Data Encryption Software: In The UK, Computer Encryption Is Half Empty Glass.

Or a half full glass, depending on how you view it.  According to a study, about half of UK businesses have installed data encryption, something similar to AlertBoot, on their computers.

52% Use Encryption

According to the survey, 52% have confirmed the use of data encryption software on their laptops, 43% have say they did not have encryption deployed, and 5% said that they don’t know.

The 52% figure represents an increase from 40% when a similar survey was carried out last year.

The survey also found that only half of those polled used encryption on removable media, such as USB sticks.

Only 13% reported a data breach due to a missing laptop.

12% Growth Rate?  Nope.  Much Higher

Many are noting that a 12% growth rate (going from 40% to 52%) sounds great but is still low when you consider that nearly half the laptops out there are not adequately protected.

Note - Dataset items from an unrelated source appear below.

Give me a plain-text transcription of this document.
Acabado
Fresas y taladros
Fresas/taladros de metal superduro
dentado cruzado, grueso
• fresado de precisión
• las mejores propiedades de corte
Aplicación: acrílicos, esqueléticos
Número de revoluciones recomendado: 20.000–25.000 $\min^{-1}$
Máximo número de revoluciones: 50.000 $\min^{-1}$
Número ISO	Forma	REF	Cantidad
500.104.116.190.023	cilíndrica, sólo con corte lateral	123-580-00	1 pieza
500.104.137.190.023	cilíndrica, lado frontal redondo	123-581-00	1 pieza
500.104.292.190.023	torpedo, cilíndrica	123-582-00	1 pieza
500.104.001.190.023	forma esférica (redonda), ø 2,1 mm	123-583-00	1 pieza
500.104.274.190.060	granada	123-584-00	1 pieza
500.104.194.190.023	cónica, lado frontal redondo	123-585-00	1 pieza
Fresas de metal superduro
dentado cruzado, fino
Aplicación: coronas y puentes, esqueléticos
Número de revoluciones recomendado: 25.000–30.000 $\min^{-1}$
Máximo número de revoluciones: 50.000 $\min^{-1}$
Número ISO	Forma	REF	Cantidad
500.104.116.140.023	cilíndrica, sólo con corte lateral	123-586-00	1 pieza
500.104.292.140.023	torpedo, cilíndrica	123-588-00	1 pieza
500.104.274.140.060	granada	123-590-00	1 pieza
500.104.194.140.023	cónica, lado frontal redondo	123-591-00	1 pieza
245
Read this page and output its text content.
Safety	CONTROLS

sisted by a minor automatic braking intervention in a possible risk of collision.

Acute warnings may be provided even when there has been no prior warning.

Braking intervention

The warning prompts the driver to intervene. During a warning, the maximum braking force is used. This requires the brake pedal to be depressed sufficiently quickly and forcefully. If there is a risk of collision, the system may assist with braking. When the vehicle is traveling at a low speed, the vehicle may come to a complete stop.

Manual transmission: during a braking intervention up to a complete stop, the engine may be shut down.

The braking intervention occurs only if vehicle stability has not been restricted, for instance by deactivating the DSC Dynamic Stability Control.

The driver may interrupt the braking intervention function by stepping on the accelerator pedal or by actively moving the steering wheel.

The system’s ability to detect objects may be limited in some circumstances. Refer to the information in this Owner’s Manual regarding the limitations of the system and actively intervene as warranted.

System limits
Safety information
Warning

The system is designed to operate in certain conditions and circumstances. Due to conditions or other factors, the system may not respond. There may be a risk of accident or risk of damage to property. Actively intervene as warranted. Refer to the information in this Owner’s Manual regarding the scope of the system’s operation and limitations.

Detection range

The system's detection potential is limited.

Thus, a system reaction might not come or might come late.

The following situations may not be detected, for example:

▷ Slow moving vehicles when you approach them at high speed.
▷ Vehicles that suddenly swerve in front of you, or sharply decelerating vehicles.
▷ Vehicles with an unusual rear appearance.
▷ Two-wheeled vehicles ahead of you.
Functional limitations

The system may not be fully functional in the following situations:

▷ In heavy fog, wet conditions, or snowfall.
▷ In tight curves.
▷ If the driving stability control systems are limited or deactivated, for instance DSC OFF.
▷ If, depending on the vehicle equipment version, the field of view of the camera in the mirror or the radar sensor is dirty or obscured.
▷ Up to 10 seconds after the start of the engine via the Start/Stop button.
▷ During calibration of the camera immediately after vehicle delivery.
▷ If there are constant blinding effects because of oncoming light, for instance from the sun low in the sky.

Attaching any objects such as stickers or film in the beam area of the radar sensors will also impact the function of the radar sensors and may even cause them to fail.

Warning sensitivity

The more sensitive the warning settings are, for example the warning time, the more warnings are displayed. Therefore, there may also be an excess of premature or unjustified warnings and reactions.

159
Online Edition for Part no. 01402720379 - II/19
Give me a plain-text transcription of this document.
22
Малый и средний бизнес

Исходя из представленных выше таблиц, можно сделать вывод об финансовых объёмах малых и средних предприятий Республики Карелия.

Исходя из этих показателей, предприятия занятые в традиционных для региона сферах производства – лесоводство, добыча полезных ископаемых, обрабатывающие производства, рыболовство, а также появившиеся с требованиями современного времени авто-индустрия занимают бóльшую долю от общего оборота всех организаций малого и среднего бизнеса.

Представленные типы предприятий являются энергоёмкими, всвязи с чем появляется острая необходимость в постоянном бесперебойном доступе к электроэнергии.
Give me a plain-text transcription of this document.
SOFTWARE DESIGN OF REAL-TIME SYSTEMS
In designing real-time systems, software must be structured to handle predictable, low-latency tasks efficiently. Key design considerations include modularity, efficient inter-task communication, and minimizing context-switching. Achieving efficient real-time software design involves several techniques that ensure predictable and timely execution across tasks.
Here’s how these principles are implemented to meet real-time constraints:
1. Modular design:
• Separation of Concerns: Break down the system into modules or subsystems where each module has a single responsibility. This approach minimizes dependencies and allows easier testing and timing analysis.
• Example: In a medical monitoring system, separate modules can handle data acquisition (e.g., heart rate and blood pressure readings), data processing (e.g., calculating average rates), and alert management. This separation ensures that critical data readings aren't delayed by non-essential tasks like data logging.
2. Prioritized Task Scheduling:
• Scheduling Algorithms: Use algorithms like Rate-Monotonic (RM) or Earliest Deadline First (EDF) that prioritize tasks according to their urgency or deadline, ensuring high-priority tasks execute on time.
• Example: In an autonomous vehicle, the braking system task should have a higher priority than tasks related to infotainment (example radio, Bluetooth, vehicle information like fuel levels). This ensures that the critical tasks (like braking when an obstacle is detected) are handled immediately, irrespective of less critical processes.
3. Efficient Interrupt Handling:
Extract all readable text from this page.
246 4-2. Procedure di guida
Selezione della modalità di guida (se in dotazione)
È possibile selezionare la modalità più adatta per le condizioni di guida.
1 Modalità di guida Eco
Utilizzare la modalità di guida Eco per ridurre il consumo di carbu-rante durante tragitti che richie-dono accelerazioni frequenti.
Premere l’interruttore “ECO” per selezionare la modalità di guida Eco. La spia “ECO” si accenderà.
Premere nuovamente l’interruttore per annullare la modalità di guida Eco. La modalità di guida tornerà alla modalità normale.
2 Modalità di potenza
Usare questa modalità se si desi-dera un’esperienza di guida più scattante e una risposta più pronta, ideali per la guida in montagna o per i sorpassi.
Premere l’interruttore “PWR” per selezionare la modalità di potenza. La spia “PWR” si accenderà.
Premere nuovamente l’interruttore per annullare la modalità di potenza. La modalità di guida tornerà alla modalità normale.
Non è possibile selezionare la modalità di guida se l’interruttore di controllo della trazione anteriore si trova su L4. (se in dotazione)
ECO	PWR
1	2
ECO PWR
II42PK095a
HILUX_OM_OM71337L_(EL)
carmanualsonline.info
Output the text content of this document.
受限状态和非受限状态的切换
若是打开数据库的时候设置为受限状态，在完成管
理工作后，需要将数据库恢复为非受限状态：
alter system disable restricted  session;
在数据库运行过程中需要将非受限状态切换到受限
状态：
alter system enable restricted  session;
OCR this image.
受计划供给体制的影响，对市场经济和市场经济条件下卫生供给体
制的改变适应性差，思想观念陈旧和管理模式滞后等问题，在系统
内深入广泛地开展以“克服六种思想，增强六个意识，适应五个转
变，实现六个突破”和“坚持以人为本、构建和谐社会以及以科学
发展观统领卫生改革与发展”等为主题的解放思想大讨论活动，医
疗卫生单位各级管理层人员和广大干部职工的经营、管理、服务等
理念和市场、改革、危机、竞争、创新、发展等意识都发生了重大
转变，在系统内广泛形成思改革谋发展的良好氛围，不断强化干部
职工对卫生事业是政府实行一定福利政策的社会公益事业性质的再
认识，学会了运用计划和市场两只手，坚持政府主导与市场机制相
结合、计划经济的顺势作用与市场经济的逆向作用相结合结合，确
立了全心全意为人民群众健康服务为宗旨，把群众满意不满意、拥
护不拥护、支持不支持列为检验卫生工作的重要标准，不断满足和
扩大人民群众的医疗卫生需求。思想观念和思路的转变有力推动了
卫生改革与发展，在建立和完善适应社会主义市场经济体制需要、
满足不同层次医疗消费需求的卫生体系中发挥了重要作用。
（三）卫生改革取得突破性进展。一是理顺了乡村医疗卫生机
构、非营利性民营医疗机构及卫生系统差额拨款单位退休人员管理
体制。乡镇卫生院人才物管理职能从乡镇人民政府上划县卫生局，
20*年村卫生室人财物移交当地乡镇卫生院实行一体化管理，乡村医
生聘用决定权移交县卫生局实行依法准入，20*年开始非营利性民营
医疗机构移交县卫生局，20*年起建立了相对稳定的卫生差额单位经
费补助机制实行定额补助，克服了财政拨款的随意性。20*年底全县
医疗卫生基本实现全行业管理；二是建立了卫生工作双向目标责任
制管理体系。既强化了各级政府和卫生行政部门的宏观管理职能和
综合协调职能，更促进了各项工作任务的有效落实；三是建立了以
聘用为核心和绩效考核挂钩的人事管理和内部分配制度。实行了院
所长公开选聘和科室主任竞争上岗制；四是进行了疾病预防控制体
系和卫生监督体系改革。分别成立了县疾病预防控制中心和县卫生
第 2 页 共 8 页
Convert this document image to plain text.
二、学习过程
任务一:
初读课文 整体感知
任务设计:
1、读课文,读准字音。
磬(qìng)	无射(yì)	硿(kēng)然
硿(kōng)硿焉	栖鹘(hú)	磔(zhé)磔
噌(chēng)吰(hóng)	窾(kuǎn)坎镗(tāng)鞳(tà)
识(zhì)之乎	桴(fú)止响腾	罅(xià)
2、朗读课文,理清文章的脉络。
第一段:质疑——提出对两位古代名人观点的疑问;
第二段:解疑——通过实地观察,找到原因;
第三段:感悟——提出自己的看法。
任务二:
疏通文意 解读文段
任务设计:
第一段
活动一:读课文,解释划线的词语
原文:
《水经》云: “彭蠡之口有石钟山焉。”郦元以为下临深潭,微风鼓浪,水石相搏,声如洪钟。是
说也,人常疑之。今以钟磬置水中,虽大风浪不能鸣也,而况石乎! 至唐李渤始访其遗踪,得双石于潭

I’m not sure these people are doing their math correctly.  We’re dealing with percentages, where you can’t just add or subtract two percentages together and get a valid result in terms of growth.  You can talk about differences (“there’s a 12% difference”) but that certainly doesn’t imply growth.  A growth rate is the difference between A and B, based on an initial point (let’s designate it A).  For computational purposes, let’s assume that the percentages correspond to the number of computers.

That would mean that there were 40 computers encrypted last year, and there are 52 computers encrypted this year.  So, (52 – 40) / 40.

That’s a 30% increase.  That’s huge.  That’s enormous.  If you change the numbers to 5,200 and 4,000, or some other fixed ratio, you’ll still get that same 30% figure.

I can understand looking at the data security landscape out there and regarding it as full of holes and weaknesses.  But, if you’re dealing with real world aspects, you have to compare the (correct) results with how the real world works.  A 30% increase is something to be congratulated — and looked upon as a glass half-full.

Of course, that rate is bound to drop off.  A continued 30% growth rate would imply that all laptops in the UK would be encrypted three years from now.

(All of this assumes, of course, that the number of laptops being used in the UK remains about the same throughout the years.)